Cette relation n’est pas retrouvée avec les autres cytokines étudiées comme IL10, TNF-α, ou la forme soluble du CD14. Ce résultat est étonnant lorsque que l’on connaît la complémentarité de TGF-β et de IL-10 dans la régulation de la réponse immune avec une orientation dans le sens de la tolérance.

Ce travail démontre encore une fois que le lait maternel est une matière vivante avec ses cellules (lymphocytes, cellules présentatrices d’antigènes, hélas probablement), anticorps, protéines spécifiques telle la lactoferrine, lysozyme et enfin ses cytokines qui traversent la barrière digestive pour stimuler le système immunitaire du nourrisson.

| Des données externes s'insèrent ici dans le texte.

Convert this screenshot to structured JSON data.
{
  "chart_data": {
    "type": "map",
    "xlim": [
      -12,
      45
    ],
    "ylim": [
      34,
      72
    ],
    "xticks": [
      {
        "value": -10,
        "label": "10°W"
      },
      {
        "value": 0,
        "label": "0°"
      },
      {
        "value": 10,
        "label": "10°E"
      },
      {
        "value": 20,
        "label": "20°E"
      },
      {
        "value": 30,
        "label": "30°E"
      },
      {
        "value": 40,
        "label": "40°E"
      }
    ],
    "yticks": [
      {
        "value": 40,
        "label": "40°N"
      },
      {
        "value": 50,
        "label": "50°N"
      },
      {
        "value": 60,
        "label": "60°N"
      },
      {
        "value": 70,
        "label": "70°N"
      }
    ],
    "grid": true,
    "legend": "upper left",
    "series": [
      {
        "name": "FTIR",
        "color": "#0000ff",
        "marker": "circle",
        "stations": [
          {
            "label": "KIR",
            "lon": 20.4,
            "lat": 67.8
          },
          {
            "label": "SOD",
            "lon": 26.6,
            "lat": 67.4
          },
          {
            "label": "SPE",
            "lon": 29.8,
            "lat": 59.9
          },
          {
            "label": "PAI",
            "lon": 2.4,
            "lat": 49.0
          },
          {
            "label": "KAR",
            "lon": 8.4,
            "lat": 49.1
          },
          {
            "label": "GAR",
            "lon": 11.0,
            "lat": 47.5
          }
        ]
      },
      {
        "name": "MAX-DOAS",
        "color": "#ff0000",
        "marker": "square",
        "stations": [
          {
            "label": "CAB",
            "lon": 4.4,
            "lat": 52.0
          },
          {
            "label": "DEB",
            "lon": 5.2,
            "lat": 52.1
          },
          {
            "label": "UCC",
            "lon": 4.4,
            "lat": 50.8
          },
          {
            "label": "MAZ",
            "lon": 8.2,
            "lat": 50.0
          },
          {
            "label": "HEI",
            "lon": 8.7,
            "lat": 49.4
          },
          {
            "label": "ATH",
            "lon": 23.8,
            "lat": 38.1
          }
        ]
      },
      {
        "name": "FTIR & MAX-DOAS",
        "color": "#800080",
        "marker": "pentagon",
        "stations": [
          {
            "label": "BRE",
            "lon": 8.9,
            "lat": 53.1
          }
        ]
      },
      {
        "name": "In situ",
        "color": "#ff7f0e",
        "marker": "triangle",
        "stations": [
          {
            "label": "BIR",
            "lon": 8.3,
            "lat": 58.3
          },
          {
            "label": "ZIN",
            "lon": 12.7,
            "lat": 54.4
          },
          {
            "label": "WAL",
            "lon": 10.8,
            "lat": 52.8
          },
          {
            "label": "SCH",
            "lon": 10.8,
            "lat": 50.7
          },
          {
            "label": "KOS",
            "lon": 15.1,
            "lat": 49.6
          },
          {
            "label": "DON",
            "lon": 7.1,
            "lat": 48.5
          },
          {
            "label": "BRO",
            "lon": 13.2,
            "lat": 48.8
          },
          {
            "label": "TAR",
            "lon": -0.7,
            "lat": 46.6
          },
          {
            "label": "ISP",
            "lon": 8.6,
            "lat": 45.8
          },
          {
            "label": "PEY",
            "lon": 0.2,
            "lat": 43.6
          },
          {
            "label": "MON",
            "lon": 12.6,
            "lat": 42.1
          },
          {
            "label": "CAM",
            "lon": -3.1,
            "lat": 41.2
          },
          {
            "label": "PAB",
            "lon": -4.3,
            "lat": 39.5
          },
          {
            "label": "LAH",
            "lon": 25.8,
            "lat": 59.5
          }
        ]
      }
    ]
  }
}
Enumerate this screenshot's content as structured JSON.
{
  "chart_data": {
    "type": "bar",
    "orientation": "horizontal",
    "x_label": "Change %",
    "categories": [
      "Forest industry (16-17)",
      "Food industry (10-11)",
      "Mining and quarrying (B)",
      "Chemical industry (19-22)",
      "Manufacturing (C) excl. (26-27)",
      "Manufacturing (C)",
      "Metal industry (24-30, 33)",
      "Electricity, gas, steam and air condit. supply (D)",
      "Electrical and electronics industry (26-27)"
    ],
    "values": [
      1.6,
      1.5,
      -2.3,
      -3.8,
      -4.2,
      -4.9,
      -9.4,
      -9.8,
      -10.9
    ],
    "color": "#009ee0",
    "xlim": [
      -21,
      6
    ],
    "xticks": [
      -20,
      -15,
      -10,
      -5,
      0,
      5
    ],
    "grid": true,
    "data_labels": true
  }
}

Le rôle vedette de TGF-β2 a également été démontré par un travail très pertinent de l’équipe d’Erika Isolauri (Université de Turku, Finlande) : l’administration de probiotiques à des femmes gestantes puis allaitantes a permis d’améliorer le potentiel d’immuno protection du lait maternel avec à l’appui une augmentation du taux de TGF-β2 (2885pg/ml pour les mères recevant des pro biotiques vs. 1340pg/ml chez les mères recevant un placebo). J Allergy Clin Immunol 2002 ; 109(1) : 119-21.

J’exprimerai peut être un seul regret à propos de cette étude dans la mesure où il n’y a pas eu de distinguo dans l’étude épidémiologique ente les mères allaitantes atopiques et non atopiques pour la production de cytokines et la qualité de la protection quant aux sifflements, mais un travail récent (Pediatr Allergy Immunol 2003 : 14 : 27-34 ) a montré qu’aucune différence dans la composition en cytokines (IL-4, -5, -6, -8, -10, -13, -16, -IFN-, TGF-β1,- β2), chémokines (RANTES, eotaxin), le niveau des IgA sécrétoires, ne pouvait expliquer à quelque degré, la survenue de tests cutanés positifs ou de symptômes d’atopie dans les 2 premières années de vie.